Independent study and project work play a central role in the course. Students are expected to read and analyze research literature, prepare an oral presentation of a selected paper, and develop an applied programming project that consolidates the techniques studied throughout the course.
Evaluation methodology
Assessment in this course is based on continuous evaluation.The main component, accounting for 80% of the final grade, consists of an oral presentation and defence of a research paper on topics covered in the course. Students are expected to independently read, analyze, and critically present a research-level contribution that demonstrates understanding of the underlying algorithmic ideas, methodological choices, and their relevance to genome-scale sequence analysis.

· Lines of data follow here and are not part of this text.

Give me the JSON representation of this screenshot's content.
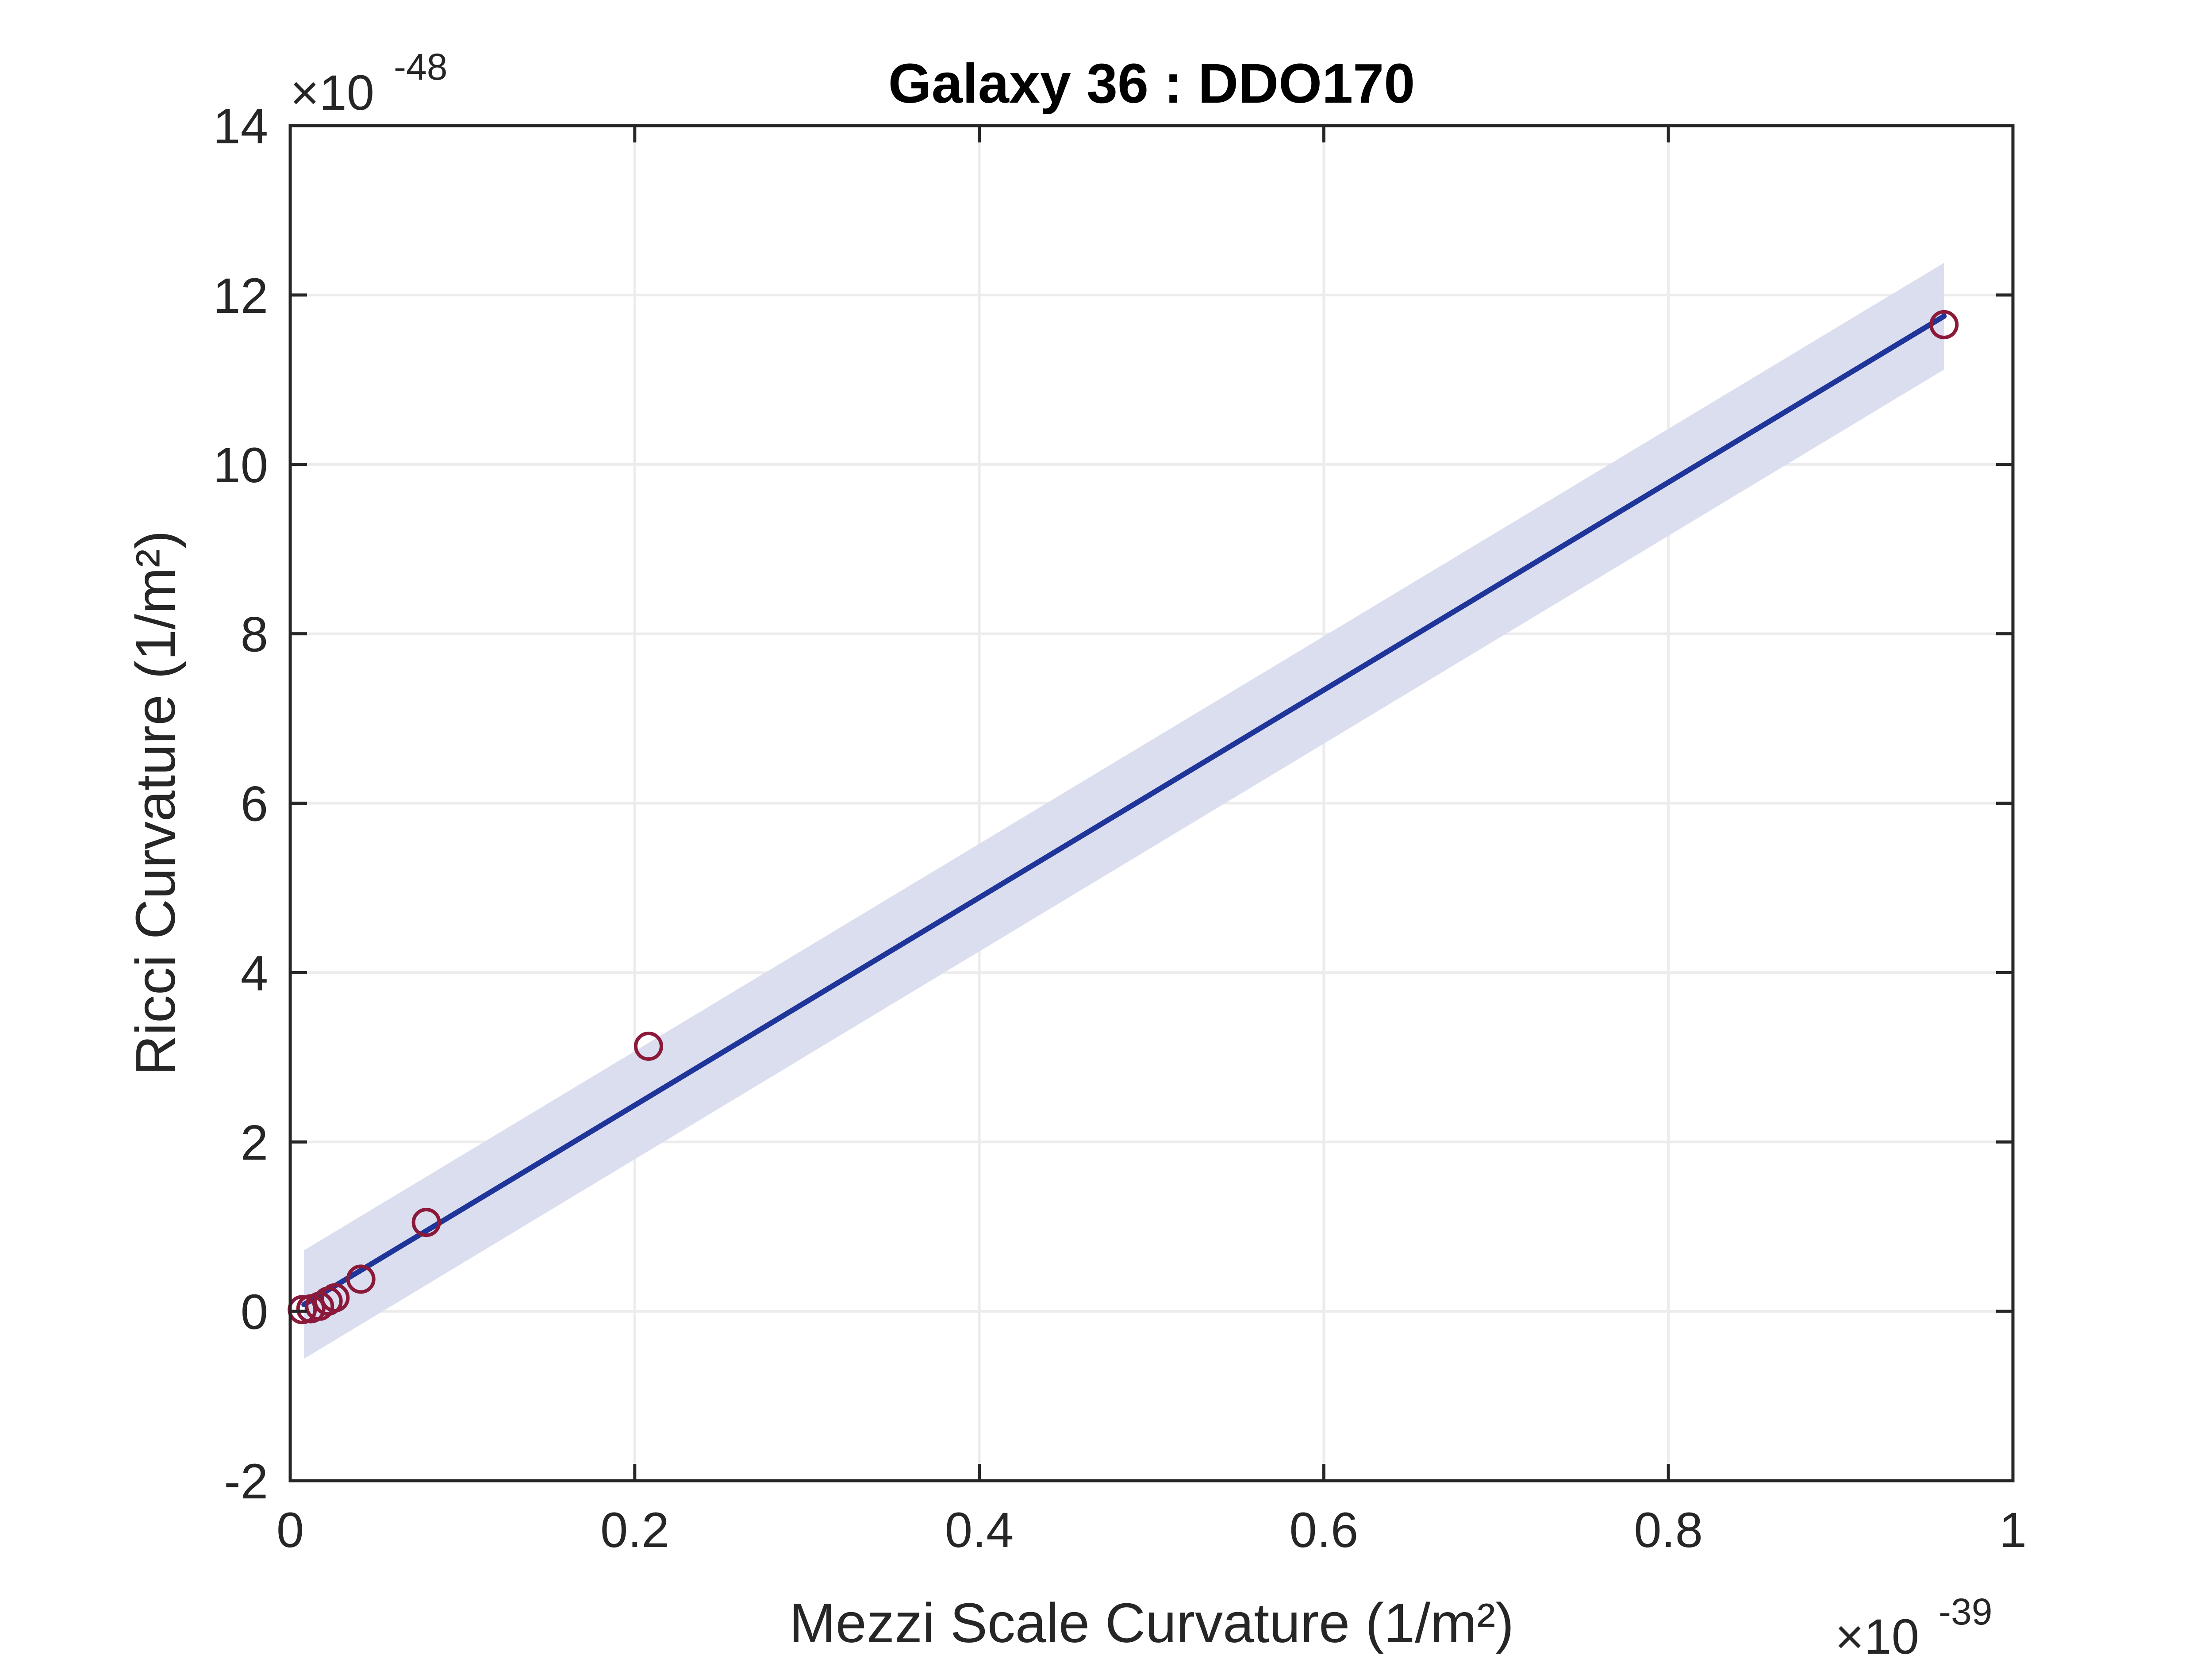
{
  "chart_data": {
    "type": "scatter",
    "title": "Galaxy 36 : DDO170",
    "xlabel": "Mezzi Scale Curvature (1/m²)",
    "ylabel": "Ricci Curvature (1/m²)",
    "x_multiplier": {
      "base": "10",
      "exponent": "-39"
    },
    "y_multiplier": {
      "base": "10",
      "exponent": "-48"
    },
    "xlim": [
      0,
      1
    ],
    "ylim": [
      -2,
      14
    ],
    "x_ticks": [
      0,
      0.2,
      0.4,
      0.6,
      0.8,
      1
    ],
    "y_ticks": [
      -2,
      0,
      2,
      4,
      6,
      8,
      10,
      12,
      14
    ],
    "x_tick_labels": [
      "0",
      "0.2",
      "0.4",
      "0.6",
      "0.8",
      "1"
    ],
    "y_tick_labels": [
      "-2",
      "0",
      "2",
      "4",
      "6",
      "8",
      "10",
      "12",
      "14"
    ],
    "grid": true,
    "points": {
      "x": [
        0.007,
        0.012,
        0.017,
        0.022,
        0.026,
        0.041,
        0.079,
        0.208,
        0.96
      ],
      "y": [
        0.02,
        0.03,
        0.06,
        0.12,
        0.16,
        0.38,
        1.05,
        3.13,
        11.65
      ],
      "marker": "circle-open",
      "color": "#8B1A3A"
    },
    "fit_line": {
      "x": [
        0.008,
        0.96
      ],
      "y": [
        0.08,
        11.75
      ],
      "color": "#1F3599"
    },
    "confidence_band": {
      "x": [
        0.008,
        0.96
      ],
      "upper": [
        0.72,
        12.38
      ],
      "lower": [
        -0.56,
        11.12
      ],
      "color": "#DADEEF"
    }
  }
}
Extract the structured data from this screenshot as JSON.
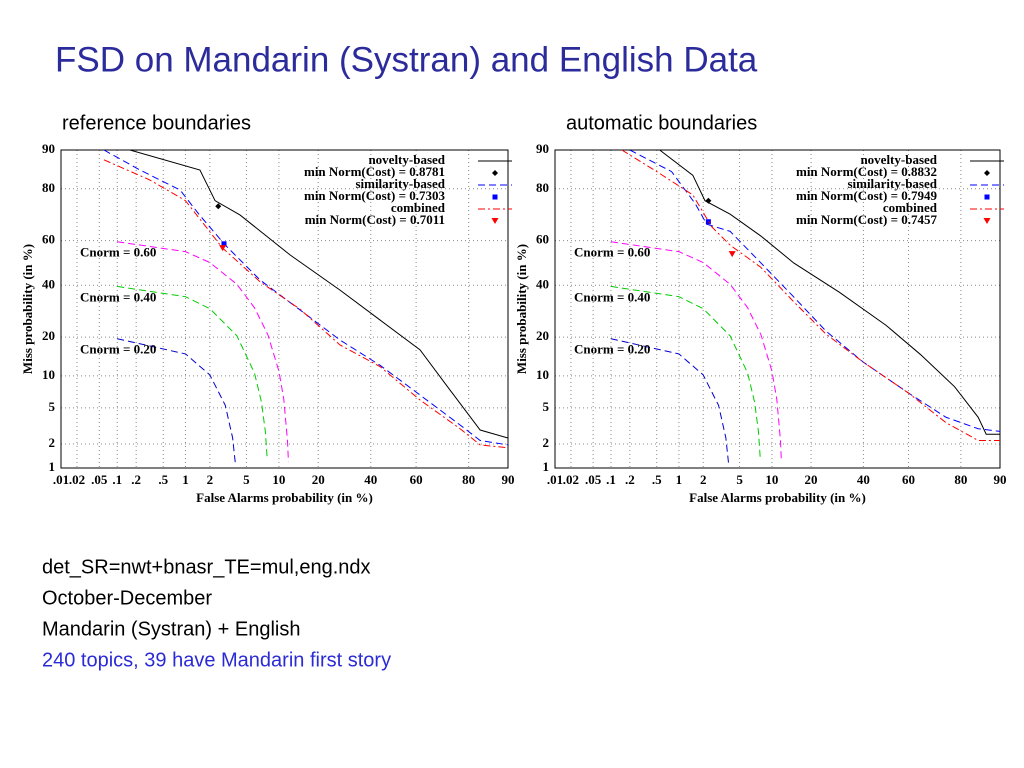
{
  "title": "FSD on Mandarin (Systran) and English Data",
  "chart_data": [
    {
      "type": "line",
      "subtitle": "reference boundaries",
      "x_label": "False Alarms probability (in %)",
      "y_label": "Miss probability (in %)",
      "scale": "normal-deviate",
      "grid": true,
      "legend": "upper right",
      "xlim": [
        0.01,
        90
      ],
      "ylim": [
        1,
        90
      ],
      "xticks": [
        {
          "value": 0.01,
          "label": ".01"
        },
        {
          "value": 0.02,
          "label": ".02"
        },
        {
          "value": 0.05,
          "label": ".05"
        },
        {
          "value": 0.1,
          "label": ".1"
        },
        {
          "value": 0.2,
          "label": ".2"
        },
        {
          "value": 0.5,
          "label": ".5"
        },
        1,
        2,
        5,
        10,
        20,
        40,
        60,
        80,
        90
      ],
      "yticks": [
        1,
        2,
        5,
        10,
        20,
        40,
        60,
        80,
        90
      ],
      "series": [
        {
          "name": "novelty-based",
          "color": "#000000",
          "dash": "solid",
          "x": [
            0.16,
            1.52,
            2.3,
            4.3,
            12.4,
            27.5,
            44,
            61.7,
            73.6,
            83.4,
            90
          ],
          "values": [
            90,
            85.4,
            76,
            70.7,
            53.6,
            37.9,
            25.9,
            16.2,
            7.5,
            2.9,
            2.35
          ]
        },
        {
          "name": "min Norm(Cost) = 0.8781",
          "color": "#000000",
          "marker": "diamond",
          "x": [
            2.5
          ],
          "values": [
            74
          ]
        },
        {
          "name": "similarity-based",
          "color": "#0000ff",
          "dash": "dashed",
          "x": [
            0.06,
            0.23,
            0.85,
            1.5,
            3.0,
            6.8,
            14.8,
            27.5,
            44,
            61.7,
            77.2,
            83.4,
            90
          ],
          "values": [
            90,
            85.4,
            79.6,
            70.7,
            58,
            42.3,
            29.7,
            19.1,
            12.3,
            6.7,
            3.3,
            2.2,
            1.95
          ]
        },
        {
          "name": "min Norm(Cost) = 0.7303",
          "color": "#0000ff",
          "marker": "square",
          "x": [
            2.9
          ],
          "values": [
            58.6
          ]
        },
        {
          "name": "combined",
          "color": "#ff0000",
          "dash": "dashdot",
          "x": [
            0.06,
            0.32,
            1.0,
            2.8,
            6.8,
            14.8,
            27.5,
            44,
            61.7,
            77.2,
            83.4,
            90
          ],
          "values": [
            87.9,
            82.7,
            76,
            56.7,
            41.5,
            30,
            17.6,
            12,
            6.0,
            3.0,
            1.95,
            1.8
          ]
        },
        {
          "name": "min Norm(Cost) = 0.7011",
          "color": "#ff0000",
          "marker": "triangle",
          "x": [
            2.8
          ],
          "values": [
            56.7
          ]
        }
      ],
      "annotations": [
        {
          "text": "Cnorm = 0.60",
          "color": "#ff00ff",
          "x": [
            0.1,
            1,
            2,
            4,
            6,
            8,
            10,
            11,
            11.8,
            12.0
          ],
          "values": [
            59.5,
            55.1,
            50.2,
            40.4,
            30.6,
            20.8,
            11,
            6.1,
            2.18,
            1.2
          ]
        },
        {
          "text": "Cnorm = 0.40",
          "color": "#00cc00",
          "x": [
            0.1,
            1,
            2,
            4,
            6,
            7,
            7.6,
            7.9
          ],
          "values": [
            39.5,
            35.1,
            30.2,
            20.4,
            10.6,
            5.7,
            2.76,
            1.29
          ]
        },
        {
          "text": "Cnorm = 0.20",
          "color": "#0000cc",
          "x": [
            0.1,
            1,
            2,
            3,
            3.6,
            3.85
          ],
          "values": [
            19.5,
            15.1,
            10.2,
            5.3,
            2.36,
            1.14
          ]
        }
      ]
    },
    {
      "type": "line",
      "subtitle": "automatic boundaries",
      "x_label": "False Alarms probability (in %)",
      "y_label": "Miss probability (in %)",
      "scale": "normal-deviate",
      "grid": true,
      "legend": "upper right",
      "xlim": [
        0.01,
        90
      ],
      "ylim": [
        1,
        90
      ],
      "xticks": [
        {
          "value": 0.01,
          "label": ".01"
        },
        {
          "value": 0.02,
          "label": ".02"
        },
        {
          "value": 0.05,
          "label": ".05"
        },
        {
          "value": 0.1,
          "label": ".1"
        },
        {
          "value": 0.2,
          "label": ".2"
        },
        {
          "value": 0.5,
          "label": ".5"
        },
        1,
        2,
        5,
        10,
        20,
        40,
        60,
        80,
        90
      ],
      "yticks": [
        1,
        2,
        5,
        10,
        20,
        40,
        60,
        80,
        90
      ],
      "series": [
        {
          "name": "novelty-based",
          "color": "#000000",
          "dash": "solid",
          "x": [
            0.55,
            1.5,
            2.1,
            4,
            8,
            15,
            30,
            50,
            65,
            78,
            85,
            87,
            90
          ],
          "values": [
            90,
            84,
            76,
            71,
            62,
            50,
            37,
            24,
            15,
            8,
            4,
            2.6,
            2.6
          ]
        },
        {
          "name": "min Norm(Cost) = 0.8832",
          "color": "#000000",
          "marker": "diamond",
          "x": [
            2.3
          ],
          "values": [
            76
          ]
        },
        {
          "name": "similarity-based",
          "color": "#0000ff",
          "dash": "dashed",
          "x": [
            0.2,
            0.8,
            1.6,
            2.2,
            4,
            8,
            15,
            25,
            40,
            60,
            75,
            85,
            90
          ],
          "values": [
            90,
            85,
            75,
            67,
            64,
            50,
            35,
            22,
            13,
            7,
            4,
            3,
            2.8
          ]
        },
        {
          "name": "min Norm(Cost) = 0.7949",
          "color": "#0000ff",
          "marker": "square",
          "x": [
            2.3
          ],
          "values": [
            68
          ]
        },
        {
          "name": "combined",
          "color": "#ff0000",
          "dash": "dashdot",
          "x": [
            0.15,
            0.5,
            1.5,
            2.5,
            4,
            8,
            15,
            25,
            40,
            60,
            75,
            85,
            90
          ],
          "values": [
            90,
            85,
            78,
            66,
            58,
            48,
            33,
            21,
            13,
            7,
            3.5,
            2.2,
            2.2
          ]
        },
        {
          "name": "min Norm(Cost) = 0.7457",
          "color": "#ff0000",
          "marker": "triangle",
          "x": [
            4.2
          ],
          "values": [
            54
          ]
        }
      ],
      "annotations": [
        {
          "text": "Cnorm = 0.60",
          "color": "#ff00ff",
          "x": [
            0.1,
            1,
            2,
            4,
            6,
            8,
            10,
            11,
            11.8,
            12.0
          ],
          "values": [
            59.5,
            55.1,
            50.2,
            40.4,
            30.6,
            20.8,
            11,
            6.1,
            2.18,
            1.2
          ]
        },
        {
          "text": "Cnorm = 0.40",
          "color": "#00cc00",
          "x": [
            0.1,
            1,
            2,
            4,
            6,
            7,
            7.6,
            7.9
          ],
          "values": [
            39.5,
            35.1,
            30.2,
            20.4,
            10.6,
            5.7,
            2.76,
            1.29
          ]
        },
        {
          "text": "Cnorm = 0.20",
          "color": "#0000cc",
          "x": [
            0.1,
            1,
            2,
            3,
            3.6,
            3.85
          ],
          "values": [
            19.5,
            15.1,
            10.2,
            5.3,
            2.36,
            1.14
          ]
        }
      ]
    }
  ],
  "notes": [
    "det_SR=nwt+bnasr_TE=mul,eng.ndx",
    "October-December",
    "Mandarin (Systran) + English",
    "240 topics, 39 have Mandarin first story"
  ]
}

The second component, accounting for the remaining 20% of the final grade, consists of a programming project, in which students autonomously design and implement an applied, experimental solution that puts into practice the algorithmic techniques studied throughout the course.
Bibliography
Basic
-
Genome-scale algorithm design : bioinformatics in the era of high-throughput sequencing
- Mäkinen, Veli; Belazzougui, Djamal; Cunial, Fabio; Tomescu, Alexandru I,
Cambridge University Press,
2023.
ISBN: 9781009341233
https://discovery.upc.edu/discovery/fulldisplay?docid=alma991005219277706711&context=L&vid=34CSUC_UPC:VU1&lang=ca -
Algorithms on strings, trees, and sequences : computer science and computational biology
- Gusfield, Dan,
Cambridge University Press,
1997.
ISBN: 978- 0521585194
https://discovery.upc.edu/discovery/fulldisplay?docid=alma991001989459706711&context=L&vid=34CSUC_UPC:VU1 -
Biological sequence analysis [Recurs electrònic] : probabilistic models of proteins and nucleic acids
- Durbin, Richard,
Cambridge University Press,
1998.
ISBN: 978-0521629713
https://discovery.upc.edu/discovery/fulldisplay?docid=alma991000581539706711&context=L&vid=34CSUC_UPC:VU1
Complementary
-
Bioinformatics : sequence and genome analysis
- Mount, David W,
Cold Spring Harbor Laboratory Press,
cop. 2004.
ISBN: 0879696877
https://discovery.upc.edu/discovery/fulldisplay?docid=alma991002934579706711&context=L&vid=34CSUC_UPC:VU1&lang=ca -
An Introduction to bioinformatics algorithms
- Jones, Neil C; Pevzner, Pavel,
MIT Press,
cop. 2004.
ISBN: 978-0262101066
https://discovery.upc.edu/discovery/fulldisplay?docid=alma991002778129706711&context=L&vid=34CSUC_UPC:VU1
Previous capacities
No prior knowledge in bioinformatics is required. Basic concepts in molecular biology, genetics, or genomics may be helpful, but all necessary biological background will be introduced during the course.Students are expected to have basic knowledge of computer science concepts, including basic algorithms and data structures. Moreover, students should be comfortable with programming in at least one mainstream programming language (e.g., Python, C, C++, Java, or Rust). Prior exposure to high-performance computing, computer architecture, or performance engineering is not required, although a basic understanding of these topics may be advantageous for the course's implementation and optimization components.
Students must have a strong interest and motivation in algorithms and data structures.